Violência doméstica. O "princípio óbvio" de Marcelo força inquérito a juízes

Com o PR e a ministra da Justiça a juntarem-se ao coro de censura, Conselho Superior de Magistratura cede e abre procedimento

Uma das solicitações constantes na carta aberta que várias associações feministas e a APAV endereçam hoje ao Conselho Superior de Magistratura foi atendida antes mesmo da respetiva receção: ontem à noite, o vice-presidente do órgão fiscalizador dos juízes fez saber que tinha sido aberto um inquérito disciplinar ao juiz Joaquim Neto de Moura e à juíza Luísa Arantes. O anúncio surgiu após pronunciamentos da ministra da Justiça e do Presidente da República sobre o caso do acórdão "da mulher adúltera", assinados por aqueles desembargadores da Relação do Porto. Marcelo frisou o "princípio óbvio" de que todos os representantes do Estado estão "obrigados a cumprir e fazer cumprir a Constituição"; Francisca Van Dunem assumiu que, "como cidadã", tem "uma conceção de igualdade que não se revê em determinado tipo de padrões", certificando: "O Conselho Superior de Magistratura vai seguramente ocupar-se do caso."

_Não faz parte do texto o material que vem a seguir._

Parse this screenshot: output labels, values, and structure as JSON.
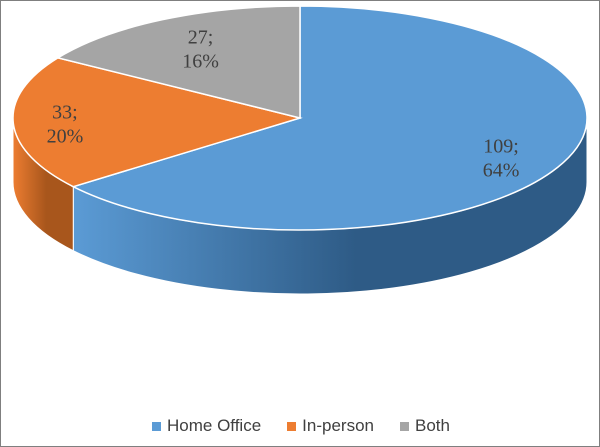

O machismo do sistema judicial português e nomeadamente a leniência com que trata os casos de violência doméstica, tipicamente com mulheres como vítimas, tem sido denunciado em vários estudos académicos. Mas a descoberta de vários acórdãos relativos a casos de violência doméstica, sempre com o juiz Neto de Moura como relator, em que se invoca o alegado "adultério" das mulheres vítimas, citando a Bíblia, a tradição de lapidação em algumas culturas e a infame norma do Código Penal de 1886 (só revogada em 1975) que prescrevia apenas a saída da comarca por seis meses para o homem que matasse a mulher "em flagrante de adultério", parece ter escandalizado o país - e não só, já que notícias sobre o caso surgiram em vários jornais estrangeiros, incluindo o britânico Guardian e o americano Washington Post. Esses mesmo acórdãos são citados e analisados na carta assinada pela UMAR, Capazes, Plataforma Portuguesa para os Direitos das Mulheres, APAV e Associação Portuguesa das Mulheres Juristas, frisando-se o facto de em todos a apreciação da medida das penas se escorar não no comportamento, motivações e estado emocional dos arguidos, como prevê a Constituição e a lei penal, mas no comportamento das vítimas mulheres, e nomeadamente em considerações morais sobre as mesmas, "compreendendo-se" a violência sobre elas. O que, dizem as associações, é "uma ideia errada e extremamente perigosa para os bens jurídicos que a lei penal especialmente pretende tutelar: a saúde e a vida das mulheres no contexto de relações de intimidade." E prosseguem: "Decorre desta fundamentação que o Tribunal da Relação ensaia um juízo de proporcionalidade entre a moralidade da mulher (des)honesta e a desforra do homem traído. (...) Deixa implícito que uma agressão violenta (executada com uma moca de madeira cheia de pregos) levada a cabo por um homem traído é, apesar de legalmente censurável, socialmente compreensível e tolerável."

Com base na análise dos três acórdãos, a carta exprime preocupação com "o nível de proteção que as mulheres vítimas de violência doméstica podem receber dos tribunais portugueses" e solicita, além da abertura de inquérito disciplinar a todos os juízes que assinaram os três acórdãos, que o CSM promova a publicação de todas as decisões de tribunais superiores (não são todas acessíveis nas plataformas da justiça), de modo a ser possível "a identificação e análise crítica das tendências jurisprudenciais"; que a formação dos magistrados "tenha uma maior dimensão interdisciplinar" e contenha módulos sobre igualdade de género; que o órgão se pronuncie sobre os institutos da recusa e suspeição, os quais as associações consideram estar a ser interpretados de forma demasiado restrita.

Aparentemente, o CSM, que, recorde-se, tinha começado por afirmar, no início da semana, que não abrira qualquer inquérito e que "nem todas as proclamações arcaicas, inadequadas ou infelizes constantes de sentenças assumem relevância disciplinar", só terá instaurado o procedimento em relação aos responsáveis da decisão de 12 de outubro, a mais recente. Da qual, ao contrário do que o DN afirmou ontem, ainda decorre o prazo para recurso ao Tribunal Constitucional.